Stevie Chick has created a whirling dervish of a book (PM Press, 2011) in chronicling Black Flag’s rise and eventual flame out. Giving a rich background to the cultural and hereditary traits that informed the Flag members as individuals (vocalist Dez Cadena’s father was an accomplished jazz promoter, guitarist Greg Ginn came from eccentric, bohemian, and extremely frugal stock), Chick constructs a story that illustrates how these misfits really had no choice but to fall together into the vibrant mess that was Black Flag.

The linchpin of this tightly wound mess was Greg Ginn. An insular kid living in Hermosa Beach who had his own electronics company (Solid State Transmitters) and a real appetite for music. Upon entering UCLA, Ginn had access to the university’s record library, and he absorbed all the jazz, country, classical, and blues records available, eventually using this varied musical base to unleash unmitigated sonic hell by way of his guitar.

Chick’s detailed rendering of all the individuals who eventually joined the first incarnation of Black Flag smartly illustrates how these self-made men (and woman) would eventually create the archetype for hardcore.
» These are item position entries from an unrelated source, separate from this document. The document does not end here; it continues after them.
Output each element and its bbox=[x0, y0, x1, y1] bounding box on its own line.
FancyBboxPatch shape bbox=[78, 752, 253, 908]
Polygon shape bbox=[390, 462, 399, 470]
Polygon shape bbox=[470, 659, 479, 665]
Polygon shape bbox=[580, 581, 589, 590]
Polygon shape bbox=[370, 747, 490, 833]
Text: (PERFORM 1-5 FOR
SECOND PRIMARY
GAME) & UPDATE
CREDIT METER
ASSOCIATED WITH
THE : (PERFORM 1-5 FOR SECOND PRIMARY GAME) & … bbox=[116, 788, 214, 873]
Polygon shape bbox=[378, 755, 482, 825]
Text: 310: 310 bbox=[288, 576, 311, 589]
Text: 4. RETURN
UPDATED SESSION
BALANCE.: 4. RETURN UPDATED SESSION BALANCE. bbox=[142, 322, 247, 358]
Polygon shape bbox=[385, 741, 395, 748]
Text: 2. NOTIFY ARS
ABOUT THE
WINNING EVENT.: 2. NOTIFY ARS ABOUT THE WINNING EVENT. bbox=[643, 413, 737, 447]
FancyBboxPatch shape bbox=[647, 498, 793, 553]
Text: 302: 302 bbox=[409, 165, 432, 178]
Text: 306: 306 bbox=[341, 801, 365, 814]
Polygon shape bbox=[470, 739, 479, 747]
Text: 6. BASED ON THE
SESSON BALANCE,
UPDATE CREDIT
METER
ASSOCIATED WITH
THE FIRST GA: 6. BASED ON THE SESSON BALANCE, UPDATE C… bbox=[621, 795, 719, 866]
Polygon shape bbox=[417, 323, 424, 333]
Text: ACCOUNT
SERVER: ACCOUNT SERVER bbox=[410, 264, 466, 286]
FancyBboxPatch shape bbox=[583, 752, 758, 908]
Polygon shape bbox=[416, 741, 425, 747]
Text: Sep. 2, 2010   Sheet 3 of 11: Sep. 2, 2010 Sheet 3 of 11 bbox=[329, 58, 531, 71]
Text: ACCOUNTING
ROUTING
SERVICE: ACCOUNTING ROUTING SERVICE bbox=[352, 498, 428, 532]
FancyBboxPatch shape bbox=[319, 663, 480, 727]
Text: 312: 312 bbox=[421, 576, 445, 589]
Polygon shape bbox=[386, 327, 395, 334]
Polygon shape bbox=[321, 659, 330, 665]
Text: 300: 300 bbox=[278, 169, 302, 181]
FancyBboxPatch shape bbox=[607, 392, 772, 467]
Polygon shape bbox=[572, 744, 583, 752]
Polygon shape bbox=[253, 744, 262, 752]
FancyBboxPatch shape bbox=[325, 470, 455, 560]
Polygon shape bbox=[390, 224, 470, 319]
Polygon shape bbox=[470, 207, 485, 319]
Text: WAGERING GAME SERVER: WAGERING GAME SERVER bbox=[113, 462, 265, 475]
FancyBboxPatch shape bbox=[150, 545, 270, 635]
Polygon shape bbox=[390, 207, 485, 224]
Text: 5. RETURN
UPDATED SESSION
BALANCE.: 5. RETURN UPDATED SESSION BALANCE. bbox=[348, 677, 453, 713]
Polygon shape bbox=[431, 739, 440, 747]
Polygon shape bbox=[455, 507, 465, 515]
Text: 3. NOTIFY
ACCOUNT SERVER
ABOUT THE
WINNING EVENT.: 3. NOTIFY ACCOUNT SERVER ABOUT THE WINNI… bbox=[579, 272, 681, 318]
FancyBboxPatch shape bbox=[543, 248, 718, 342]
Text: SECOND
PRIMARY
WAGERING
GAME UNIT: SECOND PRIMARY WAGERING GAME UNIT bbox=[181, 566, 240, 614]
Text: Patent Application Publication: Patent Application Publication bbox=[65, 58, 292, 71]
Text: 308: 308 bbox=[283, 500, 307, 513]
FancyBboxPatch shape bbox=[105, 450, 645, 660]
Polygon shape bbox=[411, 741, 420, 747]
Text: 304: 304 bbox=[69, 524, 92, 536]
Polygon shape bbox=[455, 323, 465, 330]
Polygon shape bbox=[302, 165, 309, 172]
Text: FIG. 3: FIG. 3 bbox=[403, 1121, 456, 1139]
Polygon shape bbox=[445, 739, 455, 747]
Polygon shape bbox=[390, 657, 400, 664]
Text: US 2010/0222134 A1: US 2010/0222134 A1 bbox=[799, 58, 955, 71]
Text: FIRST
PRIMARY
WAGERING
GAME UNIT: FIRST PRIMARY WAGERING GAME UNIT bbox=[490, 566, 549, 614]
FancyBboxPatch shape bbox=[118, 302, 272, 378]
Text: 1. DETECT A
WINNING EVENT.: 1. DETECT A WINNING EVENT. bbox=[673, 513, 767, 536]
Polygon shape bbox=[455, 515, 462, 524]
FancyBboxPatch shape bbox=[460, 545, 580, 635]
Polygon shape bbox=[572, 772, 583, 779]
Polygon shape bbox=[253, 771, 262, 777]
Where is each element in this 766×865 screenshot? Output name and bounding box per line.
These individuals were out of their time, culturally, but always thoroughly American. Self-starters who refused to bend to the authorities and communities attempting to suppress and wipe out their single-minded free expression, Black Flag’s anarchy was fueled by — though the squares that despised them would deny it — an extremely American confidence and work ethic.

Keith Morris – Black Flag’s first vocalist — was an artistically inclined kid that saw the path laid out for him (taking over his father’s bait & tackle shop) as wholly unsatisfying. Gary McDaniel (aka Chuck Dukowski), the Flag’s quintessential bassist, was the resident philosopher and intellectual, never letting the media tag the nihilistic punk rock stereotype on him or the group. And Robo, the mysterious illegal immigrant, trying to make good with his newfound home. And of course Henry Rollins, Flag’s longest running and trademark vocalist, an independent freethinker if there ever was one. Raised with a military mind-set, Rollins work ethic was rivaled only by Ginn’s, who couldn’t understand why someone wouldn’t want to practice 8 hours a day.
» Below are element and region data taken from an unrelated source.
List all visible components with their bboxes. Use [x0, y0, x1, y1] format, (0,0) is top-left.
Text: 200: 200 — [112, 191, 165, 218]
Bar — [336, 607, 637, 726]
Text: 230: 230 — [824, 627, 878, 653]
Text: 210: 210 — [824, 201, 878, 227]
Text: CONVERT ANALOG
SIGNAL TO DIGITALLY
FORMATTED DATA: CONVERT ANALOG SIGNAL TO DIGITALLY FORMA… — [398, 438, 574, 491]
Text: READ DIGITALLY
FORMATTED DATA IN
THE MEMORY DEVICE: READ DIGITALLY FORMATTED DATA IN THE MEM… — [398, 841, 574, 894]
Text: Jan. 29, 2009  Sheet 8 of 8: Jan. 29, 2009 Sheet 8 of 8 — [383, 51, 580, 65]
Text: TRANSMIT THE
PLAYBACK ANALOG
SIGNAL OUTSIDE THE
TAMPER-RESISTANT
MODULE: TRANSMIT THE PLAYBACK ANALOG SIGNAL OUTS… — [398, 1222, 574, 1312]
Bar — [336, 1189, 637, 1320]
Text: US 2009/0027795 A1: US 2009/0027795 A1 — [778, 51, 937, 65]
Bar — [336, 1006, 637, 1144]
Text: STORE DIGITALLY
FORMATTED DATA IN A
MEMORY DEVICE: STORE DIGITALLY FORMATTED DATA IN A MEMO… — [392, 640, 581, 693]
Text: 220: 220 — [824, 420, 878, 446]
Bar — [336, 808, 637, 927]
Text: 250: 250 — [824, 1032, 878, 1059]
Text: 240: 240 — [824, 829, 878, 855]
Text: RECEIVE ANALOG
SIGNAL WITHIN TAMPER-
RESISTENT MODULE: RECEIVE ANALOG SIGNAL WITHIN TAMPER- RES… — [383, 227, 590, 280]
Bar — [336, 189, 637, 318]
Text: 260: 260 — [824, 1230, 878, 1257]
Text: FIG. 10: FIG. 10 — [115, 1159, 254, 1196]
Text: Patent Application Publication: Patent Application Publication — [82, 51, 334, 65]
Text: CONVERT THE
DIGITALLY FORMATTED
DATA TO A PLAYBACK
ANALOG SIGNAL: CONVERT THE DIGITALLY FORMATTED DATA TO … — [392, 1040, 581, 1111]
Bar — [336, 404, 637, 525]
Greg Ginn’s singular, one could even say obsessive or megalomaniacal, vision led to a real pioneer spirit. The regular joes that surrounded Black Flag in Hermosa Beach wanted them gone, erased, to the point that police surveillance and constant harassment eventually drove the band out of town. Now, what true, red-blooded American movement hasn’t been harassed by the powers that be? In a vague echo of COINTELPRO, the police would bust into concerts and try to shut them down, and then blame the resulting clashes on “punk rock violence”.

While the initial stages of the Black Flag story are brilliant flashes of light, it seems as though the final stages were a dull, flickering, single bulb. After carving out touring routes that hadn’t previously exist and amping up punk rock to create a template for hardcore, the group “matured.” Ginn’s laser focus on musical intricacy and perfection resulted in a disdain for personal relationships. As Rollins entered the band as their fourth vocalist, Ginn sent other Flag soldiers packing. Founding bassist Dukowski was vibed out of the band for supposedly not living up to Ginn’s perfectionism. Robo was stranded in Europe with immigration problems.

The line-up of Bill Stevenson on drums, Kira Roessler on bass, and remaining veterans Rollins and Ginn slogged it out for a few more years, till the rhythm section was also pushed out by Ginn’s finicky obsession. The band puttered to a stop with a replacement rhythm section, Rollins eventually being informed by phone that Black Flag was done.

Chick does a great job of conveying the wild energy and desperation that formed the cultural whirlwind of the mighty Black Flag. Their legacy is undeniable and the early recordings will always be incendiary, immediate, and revolutionary. Spray Paint The Walls is passionate and invested, a true fan’s testament to a ragtag band that refused to die in the face of the protestations and physical threats of straight society’s henchmen.